Hadid is known as the "Diva" of architecture for her visionary designs pushing the boundaries of architecture, urbanism and design. Hadid's buildings appear organic: they bend, climb and flow, often seeming to overlap each other.

Hadid grew up in a modern house Baghdad, Iraq, where she says the progressive ideas of her parents influenced her.

"My mother was interested in design," she said. "But my father was an industrialist and a politician. He was one of the leaders of the Iraqi Democratic Party and so they were interested in new ideas."


Zaha Hadid's BMW auto plant in Leipzig     
  
Zaha Hadid studied mathematics in Baghdad and then architecture in London, where her firm is based. For many years, her designs were admired for their beauty and boldness, but considered impractical. One critic called them "brilliant, but unbuildable." That view changed in 1993 when the Vitra Firehouse was built in Germany. More commissions followed, from a ski jump in Austria to an art museum in Cincinnati, Ohio, to an automobile plant in Germany where a conveyor belt transports cars through an office building on the way to another production facility.

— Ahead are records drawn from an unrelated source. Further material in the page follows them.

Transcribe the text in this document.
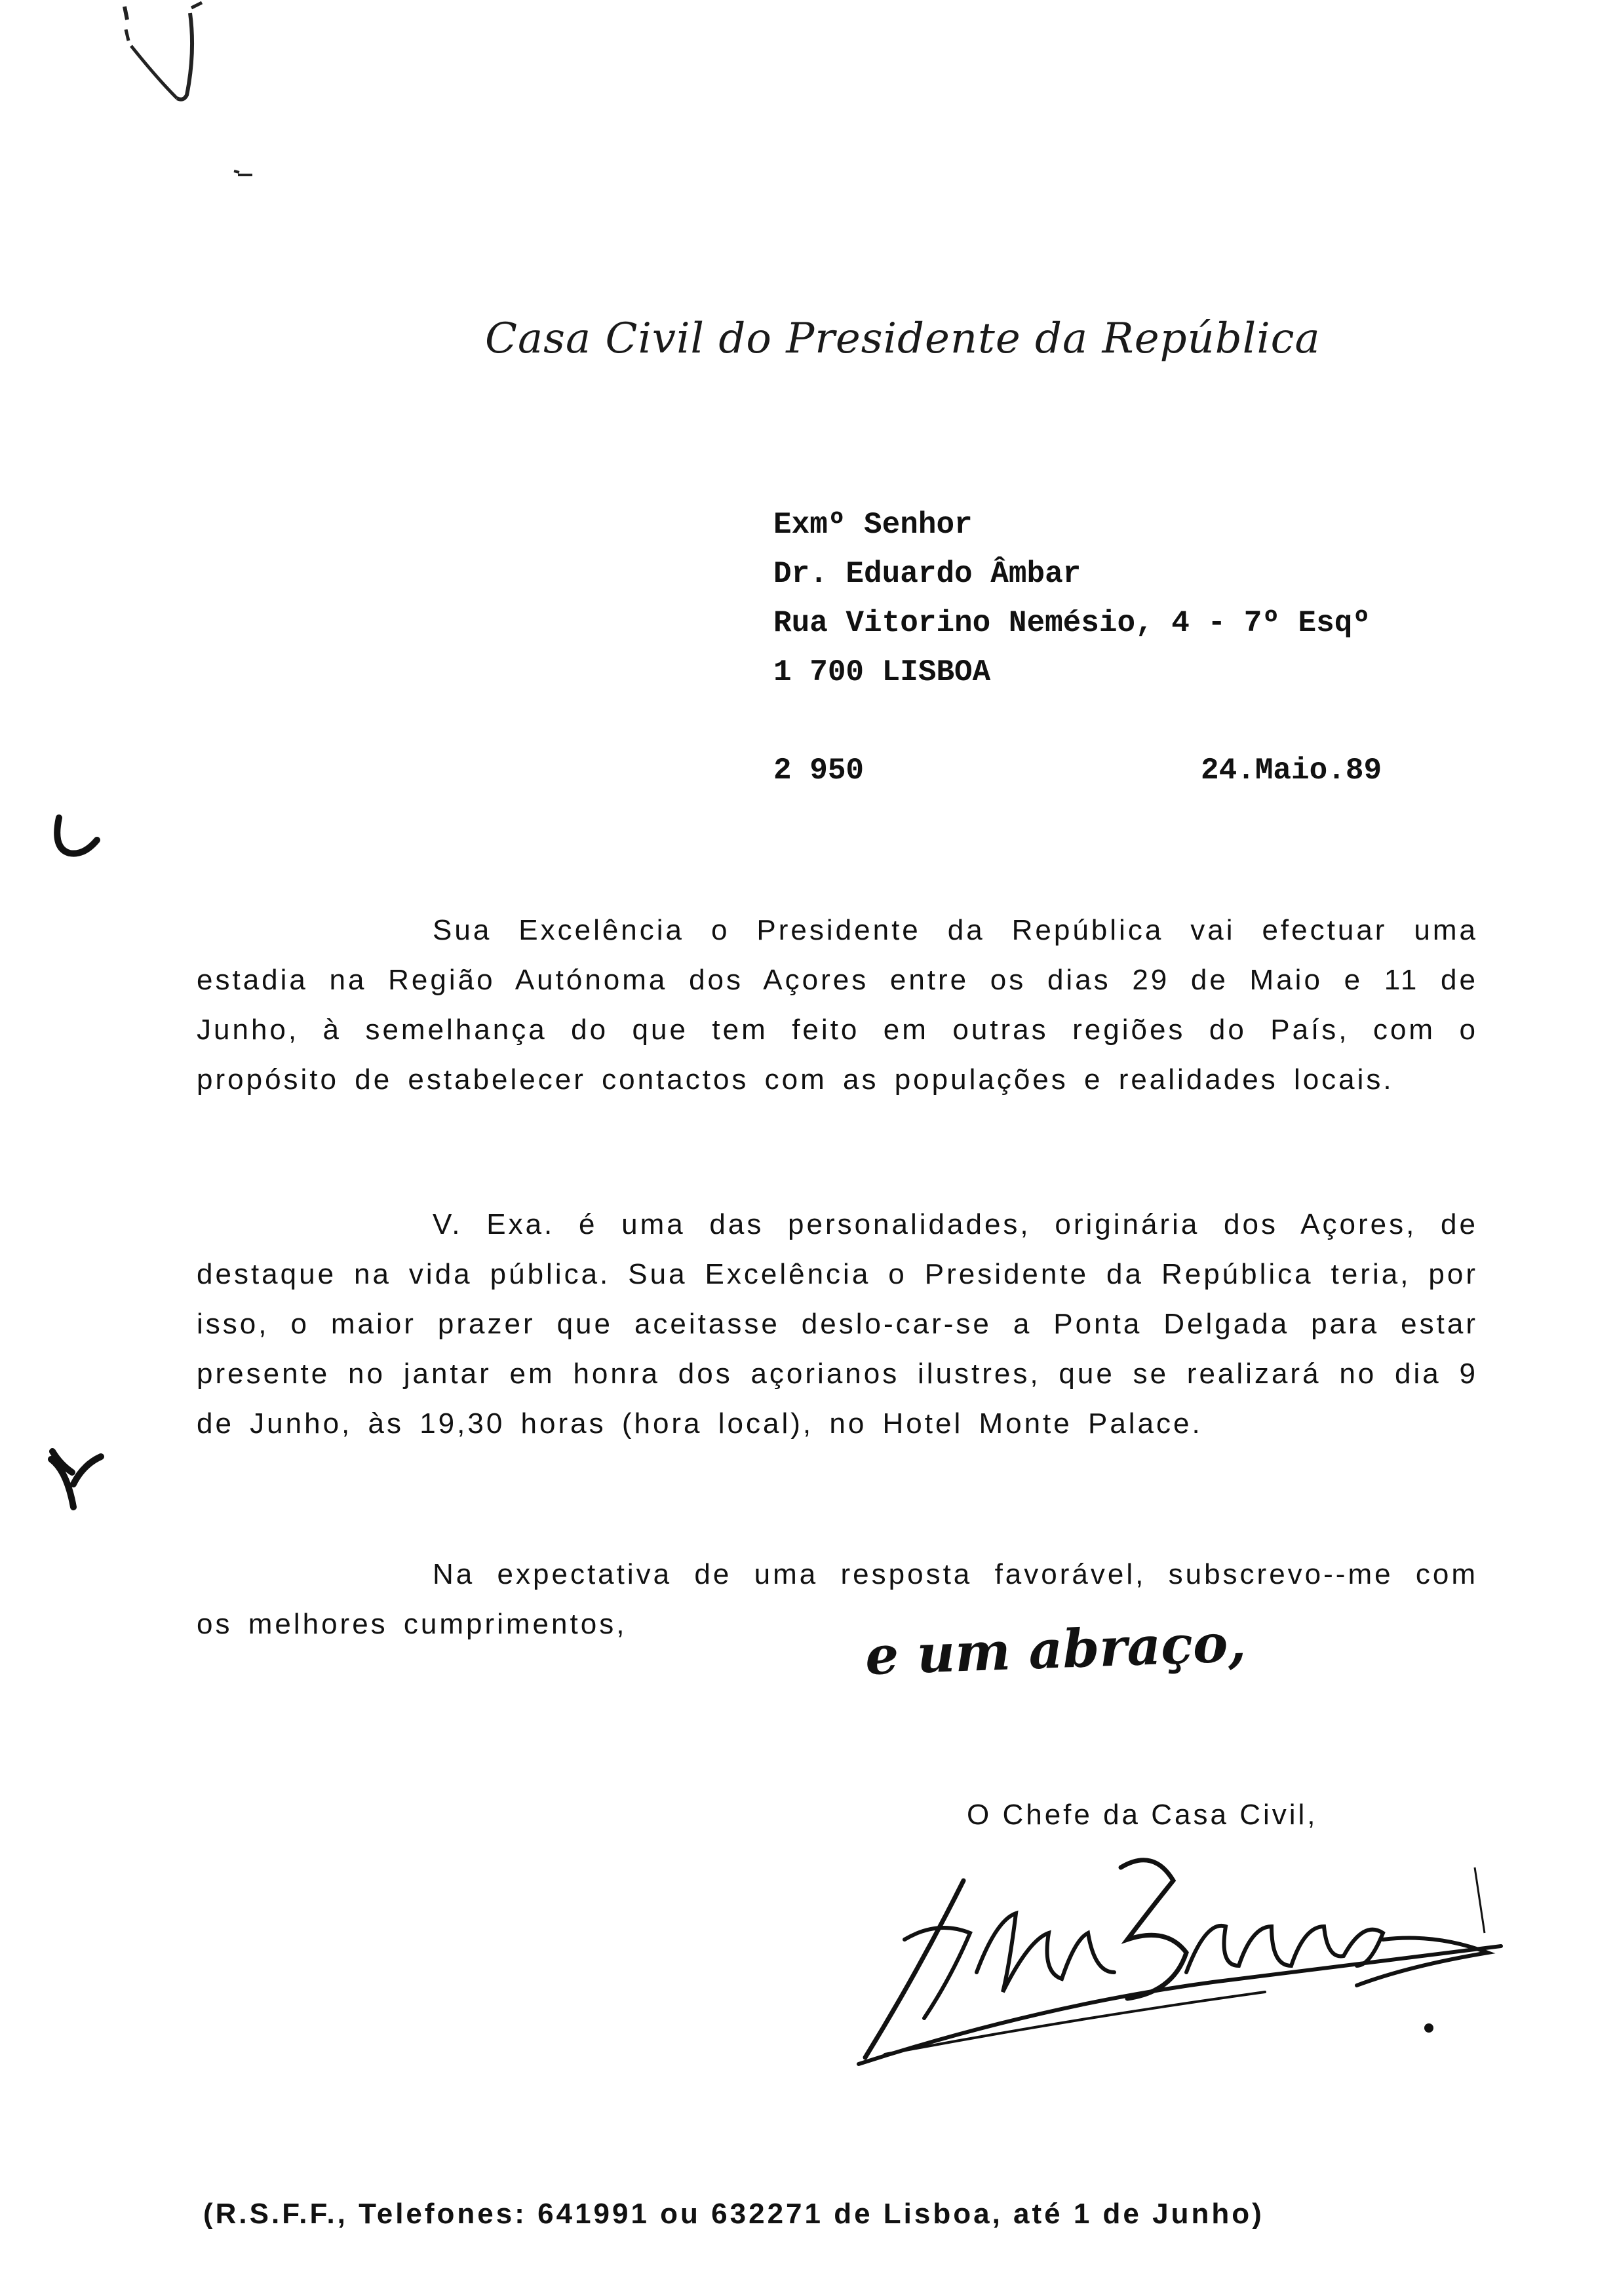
Casa Civil do Presidente da República
Exmº Senhor
Dr. Eduardo Âmbar
Rua Vitorino Nemésio, 4 - 7º Esqº
1 700 LISBOA
2 950	24.Maio.89

Sua Excelência o Presidente da República vai efectuar uma estadia na Região Autónoma dos Açores entre os dias 29 de Maio e 11 de Junho, à semelhança do que tem feito em outras regiões do País, com o propósito de estabelecer contactos com as populações e realidades locais.

V. Exa. é uma das personalidades, originária dos Açores, de destaque na vida pública. Sua Excelência o Presidente da República teria, por isso, o maior prazer que aceitasse deslo-car-se a Ponta Delgada para estar presente no jantar em honra dos açorianos ilustres, que se realizará no dia 9 de Junho, às 19,30 horas (hora local), no Hotel Monte Palace.

Na expectativa de uma resposta favorável, subscrevo--me com os melhores cumprimentos,	e um abraço,
O Chefe da Casa Civil,
(R.S.F.F., Telefones: 641991 ou 632271 de Lisboa, até 1 de Junho)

Hadid's associate, Patrik Schumacher, says the firm's work stands out because of its melding of elegance and nature.

"We are opening up a discourse about elegance in a new definition where we are saying it is about articulating complexity and resolving complexity, rather than having jarring contradictions and collage-like assemblages," he said. "Beauty was always, elegance was always, a kind of ambition. But injecting diagonals, curvilinearity, also has to do with this emphasis on movement in the contemporary city."

The Guggenheim exhibit examines 30 years of Hadid's work in chronological order: drawings, paintings, animations and furniture as well as her buildings.

Schumacher says the structure of the Guggenheim, a rotunda with a spiraling ramp from bottom to top, emphasizes the fluidity and undulating spaces that are the hallmarks of Hadid's work. The Guggenheim Museum was designed by iconic architect Frank Lloyd Wright.

"This building here, there is a kind of ease of movement and spirally move which spins off into the side galleries and is an early example of a kind of fluid architecture here, the Frank Lloyd Wright building," he said.

Hadid is set apart by more than her radical designs. She is the only woman member of a very exclusive club. She is well aware of her lone status as the only woman on the top of architectural pyramid and calls it strange.

"I think part of the issue is there are lots of younger women, not so many senior women," she said. "In Europe, in England, once they have kids, it is very difficult to continue. Maybe it is easier in America. All of my friends in America who have children, they are still working. In London, it is much more difficult for architects, not for other professions. Architecture is very demanding time wise. I am not saying women don't do it. I think it is continuity is an issue."

Hadid is not sure why there is a vacuum at the top but she says it is certainly not due to a lack of talent.

"My best students were always women," she noted. "It has nothing to do with science or the logic of engineering. They make you uncomfortable as a woman. If you are young, you are patronized. You have to be quite tough to do it. There are lots of women who teach, heads of schools. The academic side is much more understanding. On the other hand, you have lots of lawyers, doctors but not many engineers. I think it is because of this problem that the industry is mostly male. All the developers are male."

After years of designing projects that did not get built, Hadid's work and her vision of the future are now visible in projects across the globe.